During the virtual town hall, the panel discussed how COVID-19 has exacerbated infrastructure vulnerabilities in Indian Country and has brought attention to myriad issues that advocacy hasn’t been able to. Even though the Navajo Nation’s highest per capita coronavirus infection rate has been getting the lion’s share of attention in the media, the lack of infrastructure — especially broadband — impacts civic engagement, education, energy and healthcare delivery on U.S. reservations affected by the pandemic.
“The internet is the underpinning of our lives,” Traci Morris said. “Everything depends on it, and we’re very far behind in Indian Country. We need broadband for everything from Telehealth to education to energy management. The digital divide is real, and there are multiple divides.” To illustrate her point, Morris said last year the American Indian Policy Institute released a research paper titled “Tribal Technology Assessment: The State of Internet Service on Tribal Lands.” Morris co-wrote the paper, which showed that many Native Americans on reservations do not have equal access to the internet and that most are using smartphones to go online at slower speed.
Morris said some of the major findings in the paper include:
- 18% of tribal reservation residents have no access to internet at home.
- 33% are relying on internet from a smartphone.
- 31% of tribal reservation residents who do have internet said the service was spotty.
Larry Wright Jr., tribal chairman of the Ponca Tribe of Nebraska said in addition to internet connectivity, infrastructure issues such as the lack of funding for road maintenance and health care facilities have created major headaches for his tribe and others in the Great Plains. “A lot of our tribal nations are spread out over large areas, and in some cases, it’s two to three hours of drive time to get to a health care facility,” said Wright, whose tribal area covers 15 counties in Nebraska, Iowa and South Dakota. “That gets even more compounded when roads and bridges are closed because of flooding from the past few years, making travel even more difficult.”
Martin Harvier, president of the Salt River Pima-Maricopa Indian Community said because many of his community are susceptible to diabetes and other underlying health issues, he has stressed taking extreme precautions. He added that his tribe is in an urban setting and borders cities such Scottsdale, Tempe and Mesa. In addition, the tribe has had to shut down its two casinos, which employs hundreds of community members, Harvier said. “Without any income being generated and coming in, a lot of tribes are looking at the CARES Act to fill some of those gaps to make sure everything is moving forward,” Harvier said. “But now we’re starting to see all the strings that are tied to it. There’s some confusion how we can actually use those funds.”

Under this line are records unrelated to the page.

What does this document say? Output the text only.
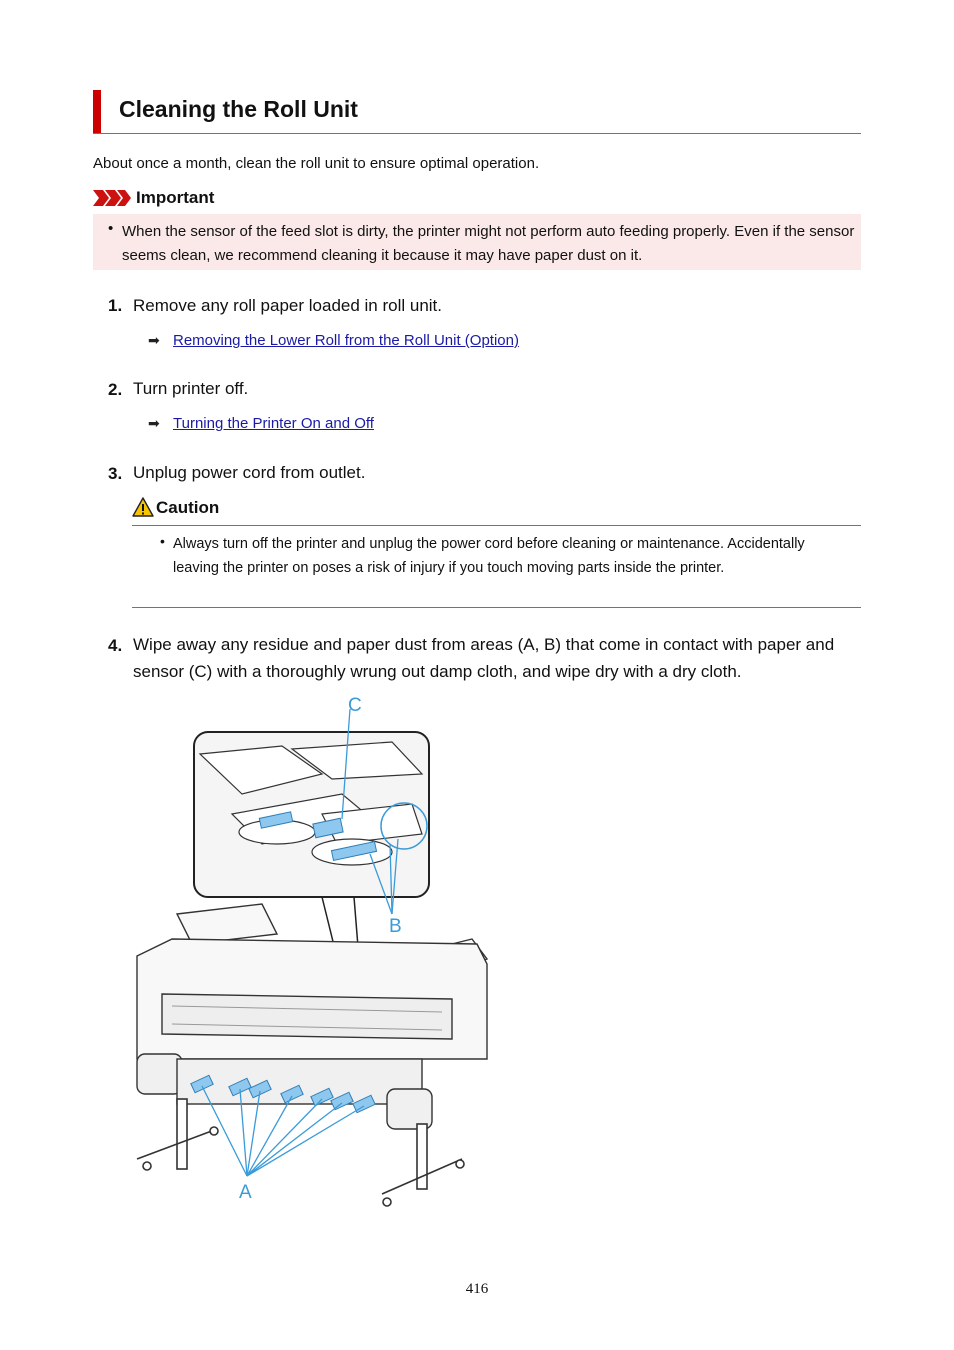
Cleaning the Roll Unit
About once a month, clean the roll unit to ensure optimal operation.
Important
• When the sensor of the feed slot is dirty, the printer might not perform auto feeding properly. Even if the sensor seems clean, we recommend cleaning it because it may have paper dust on it.
1. Remove any roll paper loaded in roll unit.
➡ Removing the Lower Roll from the Roll Unit (Option)
2. Turn printer off.
➡ Turning the Printer On and Off
3. Unplug power cord from outlet.
Caution
• Always turn off the printer and unplug the power cord before cleaning or maintenance. Accidentally leaving the printer on poses a risk of injury if you touch moving parts inside the printer.
4. Wipe away any residue and paper dust from areas (A, B) that come in contact with paper and sensor (C) with a thoroughly wrung out damp cloth, and wipe dry with a dry cloth.
C
B
A
416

Jonathan Nez, president of the Navajo Nation said most construction and infrastructure projects on the Navajo Nation have been delayed, businesses have been forced to close and tourism has been completely halted due to the pandemic. “There is not even a gas pump that is open (during the curfew hours),” Nez said. “We’re losing a lot of revenue, but hey, you gotta do what you gotta do to protect your citizens.” The pandemic has underscored the need for Native doctors, nurses, police officers and law enforcement, which is why he said he has set aside $50 million in scholarships for professional development and building capacity.
Construction in Indian Country is an ASU-based committee created with guidance from the adviser to the Office of the President of ASU for American Indian affairs and individuals from Arizona and New Mexico Indian tribes. ASU’s role is not only to support tribal communities, but to be partners in creating the pipeline of youth going into a range of professions.